Zudem wird er wohl noch einige Jahre in Haft ausharren müssen. Denn italienische Gerichte verurteilten ihn wegen Mordes zu 24 Jahren. Wegen »vermeintlichen Mordes«, betont Krebs, denn seiner Ansicht handelt es sich um Totschlag. Er brachte im Streit seinen Chef um, einen Tankstellenbesitzer. Zuerst musste er nicht in Haft, sondern in Hausarrest in einem italienischen Dorf. Doch dessen Bewohner*innen machten gegen ihn Stimmung und bedrohten ihn. Deshalb tauchte er unter, bis er 2017 in Deutschland gefasst, nach Italien ausgeliefert und verurteilt wurde. Wegen seines gesundheitlichen Zustandes konnte er 2023 in deutsche Haft wechseln.

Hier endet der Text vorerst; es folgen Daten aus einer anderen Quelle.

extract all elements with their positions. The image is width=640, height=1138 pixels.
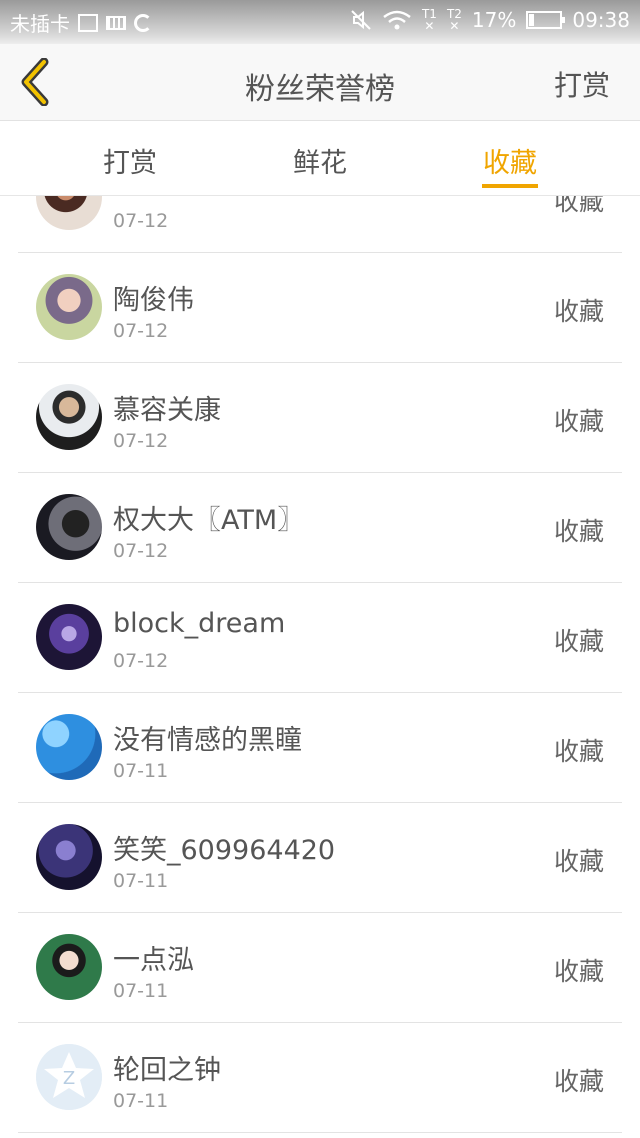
avatar-2	[36, 274, 102, 340]
list-item-date: 07-12	[113, 430, 169, 452]
battery-percent: 17%	[471, 8, 517, 32]
avatar-3	[36, 384, 102, 450]
avatar-4	[36, 494, 102, 560]
list-item-date: 07-12	[113, 320, 169, 342]
list-item-name: 轮回之钟	[113, 1055, 221, 1086]
wifi-icon	[383, 10, 411, 30]
mute-icon	[351, 10, 371, 30]
list-item-type: 收藏	[553, 407, 604, 436]
avatar-6	[36, 714, 102, 780]
list-item-name: 权大大〖ATM〗	[113, 505, 305, 536]
tab-flowers[interactable]: 鲜花	[260, 141, 380, 180]
list-item[interactable]: 慕容关康 07-12 收藏	[18, 362, 622, 473]
tip-button[interactable]: 打赏	[554, 64, 610, 104]
list-item[interactable]: block_dream 07-12 收藏	[18, 582, 622, 693]
carrier-text: 未插卡	[10, 12, 70, 36]
tab-favorites[interactable]: 收藏	[450, 141, 570, 180]
avatar-9: Z	[36, 1044, 102, 1110]
list-item[interactable]: Z 轮回之钟 07-11 收藏	[18, 1022, 622, 1133]
list-item-name: block_dream	[113, 608, 286, 639]
list-item[interactable]: 笑笑_609964420 07-11 收藏	[18, 802, 622, 913]
sync-icon	[134, 13, 152, 32]
keyboard-icon	[106, 15, 126, 30]
status-bar: 未插卡 T1 ✕ T2 ✕ 17% 09:38	[0, 0, 640, 44]
status-left: 未插卡	[10, 8, 152, 37]
sim2-signal-icon: T2 ✕	[446, 7, 462, 33]
sim-icon	[78, 13, 98, 32]
sim1-signal-icon: T1 ✕	[421, 7, 437, 33]
app-header: 粉丝荣誉榜 打赏	[0, 44, 640, 121]
list-item[interactable]: 07-12 收藏	[18, 196, 622, 253]
page-title: 粉丝荣誉榜	[245, 72, 395, 107]
list-item-type: 收藏	[553, 517, 604, 546]
list-item-type: 收藏	[553, 1067, 604, 1096]
active-tab-indicator	[482, 184, 538, 188]
battery-fill	[529, 14, 535, 26]
list-item[interactable]: 陶俊伟 07-12 收藏	[18, 252, 622, 363]
status-right: T1 ✕ T2 ✕ 17% 09:38	[350, 8, 630, 32]
list-item-type: 收藏	[553, 627, 604, 656]
list-item[interactable]: 权大大〖ATM〗 07-12 收藏	[18, 472, 622, 583]
avatar-1	[36, 196, 102, 230]
list-item-type: 收藏	[553, 957, 604, 986]
tab-bar: 打赏 鲜花 收藏	[0, 121, 640, 196]
list-item-name: 一点泓	[113, 945, 194, 976]
list-item-type: 收藏	[553, 297, 604, 326]
tab-tip[interactable]: 打赏	[70, 141, 190, 180]
fan-list: 07-12 收藏 陶俊伟 07-12 收藏 慕容关康 07-12 收藏 权大大〖…	[0, 196, 640, 1138]
list-item-name: 没有情感的黑瞳	[113, 725, 302, 756]
list-item-date: 07-11	[113, 980, 169, 1002]
list-item-date: 07-11	[113, 870, 169, 892]
list-item[interactable]: 没有情感的黑瞳 07-11 收藏	[18, 692, 622, 803]
battery-icon	[526, 11, 566, 29]
avatar-8	[36, 934, 102, 1000]
list-item-name: 陶俊伟	[113, 285, 194, 316]
list-item-date: 07-11	[113, 1090, 169, 1112]
list-item-date: 07-12	[113, 540, 169, 562]
list-item-type: 收藏	[553, 847, 604, 876]
list-item-name: 慕容关康	[113, 395, 221, 426]
list-item[interactable]: 一点泓 07-11 收藏	[18, 912, 622, 1023]
avatar-7	[36, 824, 102, 890]
clock: 09:38	[572, 8, 630, 32]
list-item-date: 07-12	[113, 650, 169, 672]
svg-text:Z: Z	[63, 1068, 75, 1089]
list-item-type: 收藏	[553, 737, 604, 766]
list-item-date: 07-11	[113, 760, 169, 782]
list-item-name: 笑笑_609964420	[113, 835, 336, 866]
avatar-5	[36, 604, 102, 670]
list-item-date: 07-12	[113, 210, 169, 232]
list-item-type: 收藏	[553, 196, 604, 216]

Die Senatsjustizverwaltung bestätigte den Hungerstreik vergangene Woche der »Taz«. Im Rahmen einer Haftraumrevision seien Zeitungen und Druckschriften mit Bezügen »zur linksextremistischen Szene« entnommen worden. Nun laufe eine Prüfung, ob die Publikationen einer Wiedereingliederung von Krebs entgegenstünden. Eine aktuelle nd-Anfrage konnte die Verwaltung nicht vor Redaktionsschluss beantworten.

Für Samstag 15.30 Uhr ist eine Demonstration in Form eines Knastrundgangs um die JVA Tegel in Solidarität mit Andreas Krebs geplant.